L’imperatore sud-americano della telefonia mette le mani sul NYT
12 Settembre 2008
Secondo uomo più ricco del mondo dopo essere stato per un po’ addirittura al primo posto della classifica di Forbes, Carlos Slim Helú è famoso da noi soprattutto per quando in cordata coi texani di AT&T provò a comprare Telecom: scontrandosi però con le barricate che favorirono invece l’acquisto da parte di Telefónica, dello spagnolo César Alierta. La verità è però che a Slim la nostra ex-telefonica di Stato non interessava tanto per il mercato italiano, quanto piuttosto per la possibilità di mettere con essa le mani su alcune partecipazioni che gli avrebbero permesso di rafforzare il suo impero latino-americano.

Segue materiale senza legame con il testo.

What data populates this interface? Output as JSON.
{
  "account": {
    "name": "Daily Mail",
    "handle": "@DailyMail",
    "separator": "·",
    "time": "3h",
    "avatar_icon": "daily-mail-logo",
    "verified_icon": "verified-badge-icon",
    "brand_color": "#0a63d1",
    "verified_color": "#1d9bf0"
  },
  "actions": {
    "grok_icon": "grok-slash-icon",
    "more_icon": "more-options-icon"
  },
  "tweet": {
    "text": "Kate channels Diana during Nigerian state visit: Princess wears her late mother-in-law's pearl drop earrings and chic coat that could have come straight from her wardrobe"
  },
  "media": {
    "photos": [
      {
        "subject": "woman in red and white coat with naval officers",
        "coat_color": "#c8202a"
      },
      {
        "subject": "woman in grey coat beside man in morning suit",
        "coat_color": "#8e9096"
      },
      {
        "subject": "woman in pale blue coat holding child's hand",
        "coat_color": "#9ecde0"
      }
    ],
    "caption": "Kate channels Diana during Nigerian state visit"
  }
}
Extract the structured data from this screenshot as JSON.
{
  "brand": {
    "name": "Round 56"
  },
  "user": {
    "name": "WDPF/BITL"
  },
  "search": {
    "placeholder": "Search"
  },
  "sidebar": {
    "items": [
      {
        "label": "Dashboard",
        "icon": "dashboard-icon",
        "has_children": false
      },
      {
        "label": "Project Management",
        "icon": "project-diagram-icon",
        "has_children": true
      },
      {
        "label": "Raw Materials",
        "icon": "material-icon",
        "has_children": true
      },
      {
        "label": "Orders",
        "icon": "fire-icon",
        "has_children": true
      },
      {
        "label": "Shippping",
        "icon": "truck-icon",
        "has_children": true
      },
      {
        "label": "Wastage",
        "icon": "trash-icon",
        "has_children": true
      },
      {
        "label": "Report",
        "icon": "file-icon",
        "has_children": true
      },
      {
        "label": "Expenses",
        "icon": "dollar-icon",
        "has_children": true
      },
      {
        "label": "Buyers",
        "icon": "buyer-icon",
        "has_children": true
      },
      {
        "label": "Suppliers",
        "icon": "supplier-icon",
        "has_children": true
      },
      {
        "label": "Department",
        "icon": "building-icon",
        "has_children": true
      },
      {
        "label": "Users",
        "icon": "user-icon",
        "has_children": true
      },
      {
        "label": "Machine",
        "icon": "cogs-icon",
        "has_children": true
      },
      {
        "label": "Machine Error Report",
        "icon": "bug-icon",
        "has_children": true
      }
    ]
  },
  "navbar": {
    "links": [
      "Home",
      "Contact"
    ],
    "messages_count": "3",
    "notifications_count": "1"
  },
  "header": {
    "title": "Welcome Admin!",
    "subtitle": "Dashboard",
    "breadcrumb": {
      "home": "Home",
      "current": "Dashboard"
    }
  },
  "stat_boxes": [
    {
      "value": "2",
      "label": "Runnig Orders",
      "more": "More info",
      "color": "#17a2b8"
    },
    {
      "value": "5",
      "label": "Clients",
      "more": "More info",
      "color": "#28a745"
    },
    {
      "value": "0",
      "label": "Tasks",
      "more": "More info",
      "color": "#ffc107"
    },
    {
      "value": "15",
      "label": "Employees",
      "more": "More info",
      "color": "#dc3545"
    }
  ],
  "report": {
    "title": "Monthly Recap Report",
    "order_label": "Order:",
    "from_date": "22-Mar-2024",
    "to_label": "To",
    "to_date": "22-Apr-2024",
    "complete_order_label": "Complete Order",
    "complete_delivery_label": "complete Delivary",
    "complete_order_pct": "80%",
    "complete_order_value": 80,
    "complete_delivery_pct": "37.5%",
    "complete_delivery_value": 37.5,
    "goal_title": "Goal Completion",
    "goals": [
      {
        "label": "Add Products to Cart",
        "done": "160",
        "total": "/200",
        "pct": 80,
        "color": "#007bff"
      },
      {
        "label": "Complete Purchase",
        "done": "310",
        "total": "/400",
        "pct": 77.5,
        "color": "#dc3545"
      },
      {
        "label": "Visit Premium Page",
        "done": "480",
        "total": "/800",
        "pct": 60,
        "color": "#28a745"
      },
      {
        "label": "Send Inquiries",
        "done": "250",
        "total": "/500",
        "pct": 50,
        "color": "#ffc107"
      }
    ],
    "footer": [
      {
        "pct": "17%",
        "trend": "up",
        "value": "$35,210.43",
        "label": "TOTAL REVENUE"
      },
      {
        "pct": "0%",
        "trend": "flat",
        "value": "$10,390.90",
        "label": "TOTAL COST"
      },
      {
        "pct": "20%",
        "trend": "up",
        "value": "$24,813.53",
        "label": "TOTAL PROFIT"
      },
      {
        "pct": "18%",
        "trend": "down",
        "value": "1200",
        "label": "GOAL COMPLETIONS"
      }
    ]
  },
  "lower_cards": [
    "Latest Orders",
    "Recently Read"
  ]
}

La stessa chiave permette di spiegare l’ultimissima clamorosa decisione di Slim di entrare anche nel New York Times, acquisendo un pacchetto di azioni che col suo 6,4% gli permette di diventare il terzo controllore del prestigioso quotidiano in ordine di importanza, dopo la famiglia Ochs-Sulzberger e il fondo Harbinger Capital Partners.
Il cuore dell’impero di Slim è nel natio Messico, dove ha con Telmex e América Móvil rispettivamente del 91% della telefonia fissa e del 77% di quella mobile. Ma América Móvil ha anche il 18% del traffico in Cile; è il primo operatore in Brasile, Guatemala e nel pre-pagato Usa; ha acquisito le ex-posizioni Tim in Perù; è presente in Argentina, Uruguay e Paraguay; ed è inoltre appena sbarcato nella Repubblica Dominicana e a Porto Rico. Mentre Telmex dopo aver creato una filiale Usa ha acquisito la ex-società di Stato guatemalteca Telgua, si è poi ulteriormente espansa in America Centrale, e ha infine comprato nel 2004 sia Brasil Embratel che AT&T Latin America, quest’ultima con presenza in Colombia, Argentina, Brasile, Perù, Cile e Uruguay. Insomma, Slim è su entrambi i fronti il primo operatore telefonico latino-americano. Una posizione che attraverso l’acquisto di Telecom Italia avrebbe potuto ulteriormente rafforzare con Tim Brasil, secondo operatore mobile del Paese; con Telecom Argentina, 4 milioni di utenti fissi e 7,6 milioni mobili, di cui il 10,3% in Paraguay; e perfino con la cubana Etecsa, di cui ha una quota del 27%, sia pure minoritaria rispetto al 73% del Ministero delle Informazioni e Comunicazioni dell’Avana. Anche così, parliamo così di 100 milioni di utenti, e del 73% del traffico di telefonia mobile in America Latina.
Se i cellulari sono un robusto presente, però, il futuro sta diventando sempre più la tv via Internet, dove la sua Tv Telmex l’anno scorso è sbarcata in Cile, Colombia e Perù, cui a marzo ha aggiunto l’Ecuador. Se si pensa al mercato di quegli immigrati per i quali diventa la rete il modo più pratico per continuare a seguire le emissioni di casa senza il costo e le limitazioni di parabole e satelliti, si capisce la portata del business. E uno studio di Signals Telecom Consulting ha infatti appena previsto che in capo a 5 anni la tv via rete di Slim avrà 4 miliardi di dollari di fatturato, oltre a una quota di mercato pari al 31%. I 200 milioni di dollari che il magnate messicano ha speso per le azioni del New York Times in suo possesso, pur se in teoria poco in rapporto a un patrimonio di 60 miliardi, potrebbero sembrare un’operazione in perdita, se riferiti solo a un giornale che, per quanto prestigioso, è oggi coinvolto dalla più generale crisi della carta stampata. Ma diventano perfettamente comprensibili, se si pensa alla nascita di un conglomerato che si propone di gestire contenuti diversi facendo però lavorare telefonia fissa, cellulari, internet, radio, tv e giornali di carta tutti assieme.